Возмущенный до глубины души, я потребовал у нее письмо, говоря, что моя честь велит возвратить его Лесбии и никому не давать читать. Но Пепита заявила, что никакой чести у меня нет и зря я об этом тревожусь, а письмо-де она не отдаст, хоть бы ей влепили столько ударов плетью, сколько в этом письме букв. Мотом она прочитала письмо вслух; если не ошибаюсь, там значилось следующее:

«Любимый Хуан! Прощаю нанесенное мне оскорбление и все прошлые обиды, но, если хочешь, чтобы я поверила в твое раскаяние, докажи его на деле: приди нынче вечером ко мне ужинать, и тогда я постараюсь рассеять твою беспричинную ревность и доказать тебе, что никогда не любила и не могу полюбить Исидоро, этого дикаря, этого чванливого комедианта, с которым я иногда беседовала лишь для того, чтобы позабавиться его глупой страстью. Приходи непременно, если не хочешь, чтобы сердилась твоя Лесбия. Не бойся, тебя не арестуют. Скорее арестуют короля».

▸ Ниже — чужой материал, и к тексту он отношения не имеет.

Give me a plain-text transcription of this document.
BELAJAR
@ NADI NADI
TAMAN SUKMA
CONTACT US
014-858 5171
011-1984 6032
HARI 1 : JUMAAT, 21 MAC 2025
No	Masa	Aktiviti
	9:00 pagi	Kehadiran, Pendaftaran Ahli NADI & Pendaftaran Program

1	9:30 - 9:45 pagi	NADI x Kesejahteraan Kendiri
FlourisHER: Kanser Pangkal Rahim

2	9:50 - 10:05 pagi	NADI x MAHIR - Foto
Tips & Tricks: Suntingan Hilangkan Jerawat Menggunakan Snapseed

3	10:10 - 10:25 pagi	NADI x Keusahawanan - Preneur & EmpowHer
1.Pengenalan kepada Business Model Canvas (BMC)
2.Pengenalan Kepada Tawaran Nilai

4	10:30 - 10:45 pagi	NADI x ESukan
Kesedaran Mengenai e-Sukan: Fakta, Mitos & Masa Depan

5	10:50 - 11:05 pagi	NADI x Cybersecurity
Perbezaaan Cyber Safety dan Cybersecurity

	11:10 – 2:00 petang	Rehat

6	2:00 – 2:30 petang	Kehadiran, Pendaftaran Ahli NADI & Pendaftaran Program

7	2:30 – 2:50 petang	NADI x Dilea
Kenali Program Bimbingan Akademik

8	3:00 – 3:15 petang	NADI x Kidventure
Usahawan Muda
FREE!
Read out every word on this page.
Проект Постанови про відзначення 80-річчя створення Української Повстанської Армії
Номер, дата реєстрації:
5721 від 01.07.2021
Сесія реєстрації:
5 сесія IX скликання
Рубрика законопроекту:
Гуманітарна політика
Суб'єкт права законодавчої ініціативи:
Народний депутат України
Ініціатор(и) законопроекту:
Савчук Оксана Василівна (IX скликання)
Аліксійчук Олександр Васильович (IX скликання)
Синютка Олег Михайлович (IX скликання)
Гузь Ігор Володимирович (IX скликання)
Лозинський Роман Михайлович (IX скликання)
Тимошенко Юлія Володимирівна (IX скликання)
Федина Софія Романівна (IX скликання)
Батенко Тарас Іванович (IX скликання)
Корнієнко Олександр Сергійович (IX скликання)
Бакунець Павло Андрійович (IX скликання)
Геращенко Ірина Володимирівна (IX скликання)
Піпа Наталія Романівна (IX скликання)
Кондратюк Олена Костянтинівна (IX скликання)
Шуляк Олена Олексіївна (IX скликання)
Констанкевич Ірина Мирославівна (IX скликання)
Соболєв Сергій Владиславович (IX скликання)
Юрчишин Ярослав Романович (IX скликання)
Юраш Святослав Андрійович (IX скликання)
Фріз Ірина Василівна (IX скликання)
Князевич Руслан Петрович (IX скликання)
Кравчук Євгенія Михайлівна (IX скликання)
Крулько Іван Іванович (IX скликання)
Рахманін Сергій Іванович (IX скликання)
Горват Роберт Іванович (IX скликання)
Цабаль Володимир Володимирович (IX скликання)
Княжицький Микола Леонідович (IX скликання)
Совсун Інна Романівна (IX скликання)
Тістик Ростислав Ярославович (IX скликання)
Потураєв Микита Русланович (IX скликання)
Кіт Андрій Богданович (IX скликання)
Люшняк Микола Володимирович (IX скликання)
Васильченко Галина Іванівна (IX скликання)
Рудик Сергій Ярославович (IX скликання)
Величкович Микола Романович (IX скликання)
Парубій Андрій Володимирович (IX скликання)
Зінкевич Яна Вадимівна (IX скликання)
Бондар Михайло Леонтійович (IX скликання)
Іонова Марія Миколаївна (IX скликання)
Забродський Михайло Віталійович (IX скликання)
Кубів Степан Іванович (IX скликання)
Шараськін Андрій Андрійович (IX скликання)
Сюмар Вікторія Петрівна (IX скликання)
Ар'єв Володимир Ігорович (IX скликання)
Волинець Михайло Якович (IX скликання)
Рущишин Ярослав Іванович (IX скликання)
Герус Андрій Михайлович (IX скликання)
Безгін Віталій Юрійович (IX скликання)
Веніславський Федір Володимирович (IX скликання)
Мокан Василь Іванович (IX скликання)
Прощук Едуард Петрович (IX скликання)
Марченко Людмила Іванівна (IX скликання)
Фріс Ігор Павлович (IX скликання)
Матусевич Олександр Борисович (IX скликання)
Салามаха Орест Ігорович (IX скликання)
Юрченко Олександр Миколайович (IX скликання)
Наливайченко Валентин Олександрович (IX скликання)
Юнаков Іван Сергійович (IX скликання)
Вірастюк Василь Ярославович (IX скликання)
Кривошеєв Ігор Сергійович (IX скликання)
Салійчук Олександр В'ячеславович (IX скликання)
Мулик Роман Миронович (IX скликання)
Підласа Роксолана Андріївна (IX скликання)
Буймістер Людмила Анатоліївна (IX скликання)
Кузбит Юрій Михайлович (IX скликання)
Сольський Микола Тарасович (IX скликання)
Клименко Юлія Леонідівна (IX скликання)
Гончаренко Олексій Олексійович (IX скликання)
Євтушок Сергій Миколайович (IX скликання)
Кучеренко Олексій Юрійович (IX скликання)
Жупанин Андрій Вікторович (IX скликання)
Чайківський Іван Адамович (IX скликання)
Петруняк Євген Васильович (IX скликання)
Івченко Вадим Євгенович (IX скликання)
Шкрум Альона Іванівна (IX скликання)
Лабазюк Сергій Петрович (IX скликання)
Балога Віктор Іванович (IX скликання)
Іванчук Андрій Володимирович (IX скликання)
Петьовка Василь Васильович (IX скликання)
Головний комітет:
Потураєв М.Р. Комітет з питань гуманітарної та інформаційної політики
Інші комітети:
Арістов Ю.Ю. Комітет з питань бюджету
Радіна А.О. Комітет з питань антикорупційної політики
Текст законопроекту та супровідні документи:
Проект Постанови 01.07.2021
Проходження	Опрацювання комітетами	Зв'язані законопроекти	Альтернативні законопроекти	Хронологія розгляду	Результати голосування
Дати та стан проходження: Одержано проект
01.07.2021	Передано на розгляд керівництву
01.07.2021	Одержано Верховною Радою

Прочитав, Ла Гонсалес сунула письмо за корсаж и сказала со смехом и шутками, что не вернет его и за десять тысяч дуро. Все просьбы были напрасны: утомившись твердить одно и то же, я ушел, весьма удрученный этим происшествием, но с тайной надеждой, что, повидав Инес, снова обрету хорошее настроение. С волнением приближался я к их дому и, глядя на балкон, говорил себе: «Уж наверно, она не думает, что я только что свернул на эту улицу! Сидит там небось за занавеской, а ведь, чтобы меня увидеть, ей всего только надо выглянуть в окно; так нет же, не увидит, пока я не войду в дом».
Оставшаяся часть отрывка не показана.